The Incomplete Script

Reflections on burnout, disillusionment, and questioning the stories we were told

A publication of first-person essays naming what work feels like — without hero framing. These are lived reflections, not advice.

Empty office conference table with notebook, papers, and laptop in a subdued modern workplace

When Productivity Covered Insecurity

I remember how quickly I reached for work when doubt showed up.

It surfaced in a moment that didn’t require action. A quiet stretch where nothing was immediately wrong, but something felt slightly off.

I noticed a familiar instinct rise — not to sit with the feeling, but to redirect.

I opened something. Started something. Gave myself a task.

At the time, it felt like focus.

The internal maneuver I didn’t name

Productivity created distance. As long as I was doing something concrete, I didn’t have to look too closely at what I was feeling.

Doubt softened when effort appeared. Uncertainty blurred once momentum returned.

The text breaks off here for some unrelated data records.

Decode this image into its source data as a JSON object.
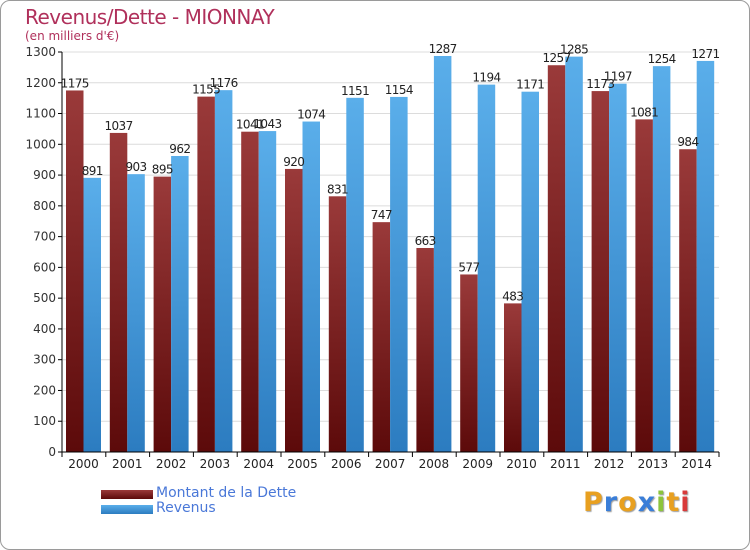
{
  "header": {
    "title": "Revenus/Dette - MIONNAY",
    "subtitle": "(en milliers d'€)"
  },
  "logo": {
    "text": "Proxiti",
    "letters": [
      {
        "ch": "P",
        "color": "#e8a020"
      },
      {
        "ch": "r",
        "color": "#3a7ed8"
      },
      {
        "ch": "o",
        "color": "#e8a020"
      },
      {
        "ch": "x",
        "color": "#3a7ed8"
      },
      {
        "ch": "i",
        "color": "#8cc43c"
      },
      {
        "ch": "t",
        "color": "#e8a020"
      },
      {
        "ch": "i",
        "color": "#d83a3a"
      }
    ]
  },
  "colors": {
    "title": "#b0305b",
    "dette_top": "#9a3a3a",
    "dette_bottom": "#5c0a0a",
    "revenus_top": "#5aaeea",
    "revenus_bottom": "#2c7cc0",
    "grid": "#dcdcdc",
    "axis": "#000000",
    "legend_text": "#4a78d8"
  },
  "chart_data": {
    "type": "bar",
    "title": "Revenus/Dette - MIONNAY",
    "subtitle": "(en milliers d'€)",
    "categories": [
      "2000",
      "2001",
      "2002",
      "2003",
      "2004",
      "2005",
      "2006",
      "2007",
      "2008",
      "2009",
      "2010",
      "2011",
      "2012",
      "2013",
      "2014"
    ],
    "series": [
      {
        "name": "Montant de la Dette",
        "values": [
          1175,
          1037,
          895,
          1155,
          1041,
          920,
          831,
          747,
          663,
          577,
          483,
          1257,
          1173,
          1081,
          984
        ]
      },
      {
        "name": "Revenus",
        "values": [
          891,
          903,
          962,
          1176,
          1043,
          1074,
          1151,
          1154,
          1287,
          1194,
          1171,
          1285,
          1197,
          1254,
          1271
        ]
      }
    ],
    "ylim": [
      0,
      1300
    ],
    "ytick_step": 100,
    "grid": true,
    "legend_position": "bottom-left"
  }
}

I didn’t think of this as avoidance.

I thought I was being resilient.

How work became cover

Over time, I noticed how reliably activity steadied me. When insecurity surfaced, I answered it with output.

Being productive made me feel competent, and competence felt safer than ambiguity.

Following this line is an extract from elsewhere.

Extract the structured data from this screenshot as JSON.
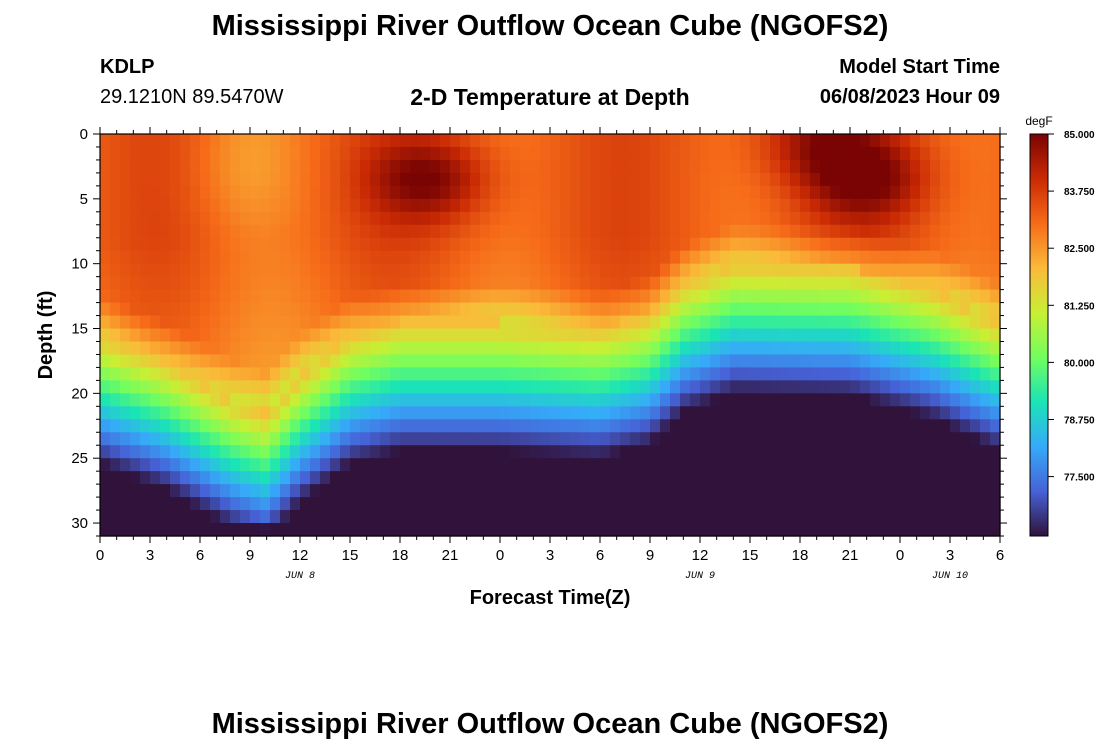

If I could perform well, I didn’t have to ask why I felt unsure.

Productivity masked the edges of doubt without resolving it.

The subtle consequence

I stopped noticing insecurity as its own experience. It only registered when productivity dipped.

As long as I was busy, everything felt manageable. When I slowed down, the unease returned.

I learned to stay ahead of that feeling by staying occupied.

Work became the buffer between me and uncertainty.

What eventually became visible

The recognition came when I noticed how quickly I used productivity to override self-doubt.

I wasn’t building confidence.

I was covering insecurity.

And the cover only held as long as I kept producing.

This experience belongs inside the broader pattern explored in the Identity Tied to Output pillar, where productivity becomes a way to stay ahead of self-questioning.

At some point, productivity stopped supporting my confidence and started standing in for it.